И хотелось прожить свою персональную, такую непродолжительную жизнь как можно более весело, беззаботно и полноценно. Хотелось выпивать с друзьями, хотелось любить красивых девушек, хотелось отдыхать в Крыму, хотелось получать достойную зарплату…
Многие делали карьеру. Кто-то месяцами торчал на Байконуре. Кто-то писал диссертацию. Кто-то шаркал по министерским коридорам. Кто-то служил в КГБ. Да, были и такие. И за дружеским столом они ничем не отличались от других. Так же пили, также ухаживали за барышнями, также дружили и помогали, если с кем-то случалась беда.

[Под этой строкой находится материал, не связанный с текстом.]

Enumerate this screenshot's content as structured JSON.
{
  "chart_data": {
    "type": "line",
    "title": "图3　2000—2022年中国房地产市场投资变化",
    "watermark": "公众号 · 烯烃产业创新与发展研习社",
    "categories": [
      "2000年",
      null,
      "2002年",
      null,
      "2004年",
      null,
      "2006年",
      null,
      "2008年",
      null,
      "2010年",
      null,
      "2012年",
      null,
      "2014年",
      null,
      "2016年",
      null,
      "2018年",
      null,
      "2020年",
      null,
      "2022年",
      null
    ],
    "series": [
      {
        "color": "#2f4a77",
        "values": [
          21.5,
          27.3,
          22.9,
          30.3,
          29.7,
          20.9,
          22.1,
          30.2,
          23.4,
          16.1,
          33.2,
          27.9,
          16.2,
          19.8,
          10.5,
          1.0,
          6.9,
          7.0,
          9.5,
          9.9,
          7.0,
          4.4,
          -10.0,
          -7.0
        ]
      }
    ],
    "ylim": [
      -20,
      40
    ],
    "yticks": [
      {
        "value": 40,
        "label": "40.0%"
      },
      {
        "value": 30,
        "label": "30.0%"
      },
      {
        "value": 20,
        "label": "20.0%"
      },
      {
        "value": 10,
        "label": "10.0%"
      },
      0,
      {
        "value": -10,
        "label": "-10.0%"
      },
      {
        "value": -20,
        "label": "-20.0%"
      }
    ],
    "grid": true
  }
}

В наше время усилиями "демократических" авторов создан ходульный образ злокозненного гебешника, который обожал на досуге мучить нежных диссидентов. Наверно, были и такие. Я с такими не встречался.
Не знаю, что они там писали в своих отчетах и писали ли вообще, но ни на ком из нас дружба с чекистами никак не отразилась. Никого не посадили.
Хотя, если вспомнить, какие разговорчики мы подчас вели, могли и посадить. Вру, одного посадили. Вернее, чуть было не посадили. За воровство казенных денег. Отделался выговором по партийной линии. И наши друзья из органов здесь не при чем.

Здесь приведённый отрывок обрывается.